The purpose of the “two table” approach to mediation is to hypothetically split the settlement negotiation table into two tables: Table 1 – at which we discuss and assess the legal realities; and Table 2 – at which we discuss and assess the business possibilities for resolution. These two are separated to clarify the distinctions between the path the parties are on (proceeding to court) and the path that may provide superior resolutions that have not yet been identified. Settlement discussions are improved when these concepts are separated for discussion and evaluation.

Mediation goal

My personal mediation goal is to have us agree on and use a process that permits the fullest possible exchange of ideas and views to bring clarity to your individual decisions about whether to (i) resolve this case by finding a negotiated solution or (ii) proceed to trial and possible appeal. If you have increased understanding and clarity about that decision, and we have worked to find creative negotiated resolutions – then the mediation has been a success in my view. The process goal of this mediation is to give the parties the best possible look at your options for resolving the dispute. Can we find an agreement that is better for all parties than going to trial?

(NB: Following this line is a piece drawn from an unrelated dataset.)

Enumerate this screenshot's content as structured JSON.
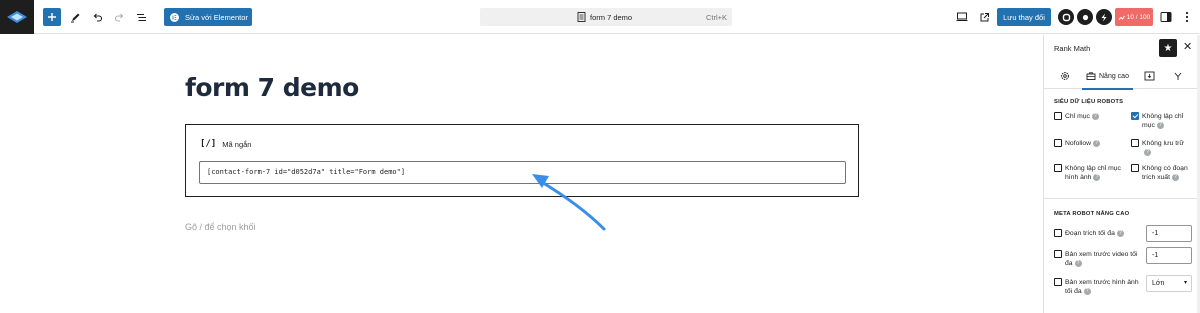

I suggest that mediation generally be conducted in the following phases: Contracting, Table 1, Table 2 and then the Integration of the information learned.


Mediation is best begun with a brief discussion of mediation basics to ensure some common understanding of the process. What are the roles of the participants and mediator? What additional safeguards are needed? Do we have a collective goal for this process? How can we work to get the best communication and avoid any past communication problems? How can we deal with impasses?

“Table 1” Testing the legal realities: what are the parties’ trial risks and opportunities.

After discussing roles, we move to “Table 1.” The goal of this phase of mediation: A clear look at the legal realities of the dispute. What will be presented at trial (and potentially at appeal)? If we cannot find an agreement in this mediation, what does each of us face by going to trial and possible appeal?

Some mediators approach this task by privately giving each party the mediator’s view of strengths and weaknesses of each party’s case. Although this is common, I think the approach is often abused – with parties thinking that the mediator is taking sides or manipulating one or more parties. In fact, that can and does occur. Some mediators do not like to discuss the lawsuit for fear of alienation or highlighting the conflict. Yet, if we are thoughtful, we can and should discuss the litigation because it is the result if you do not settle.

I prefer that we have a discussion of the lawsuit among all parties so that each party has a solid understanding about their own and the other parties’ views of the case. We benefit by discussing what the judge (or jury if applicable) will need to decide. The goal is the education of the entire group (parties and mediator) — for the purpose of full understanding rather than a semi or private, non-binding evaluation/decision by the mediator. I do not expect one party to persuade another of their cause — rather, the key issue is understanding.

Without disclosing trial secrets or tactics, can we discuss the following:

  • What are the key legal and factual disputes?
  • What is our agreement and disagreement on the legal issues and authorities?
  • What are the relationships among these issues?
  • What are the “swing” issues? On what issues will the case turn?
  • What causes one party to win or lose (some or all of the case)?
  • What do we think the judge will have to do with these legal issues? What judicial resolutions are reasonably available within the scope of the authorities?
  • What judgments or verdicts are possible? What are the ranges of resolution for the court?

“Table 2” – Looking for options for resolution.

After Table 1, we should discuss options for resolution. The goal of this phase of the mediation is set aside our litigation “frame of mind,” and work together to see if we can find options that serve our interests better than proceeding to trial and appeal.

  • What are the parties’ needs for a solution?
  • What issues are important to each party, and why? (As regards the lawsuit and the parties past and future relationship).
  • For a comprehensive settlement, what issues do we need to resolve by negotiation?
  • Brainstorming: Can we search for creative options for resolution (adding issues for resolution, perhaps combining or separating issues)?
  • Can we create a “settlement template” that shows the various ways of resolving this dispute?
  • Exchanging options and making proposals for resolution. Can we look for “productive compromises” and “improvements” to the best options found. We should then compare options presented with our “Interests” – Which options best satisfy our Interests?

Integration of Table 1 and Table 2

At this point, the parties make their settlement decisions. Is there an agreement that is better for the parties interests than the risks and benefits of trial?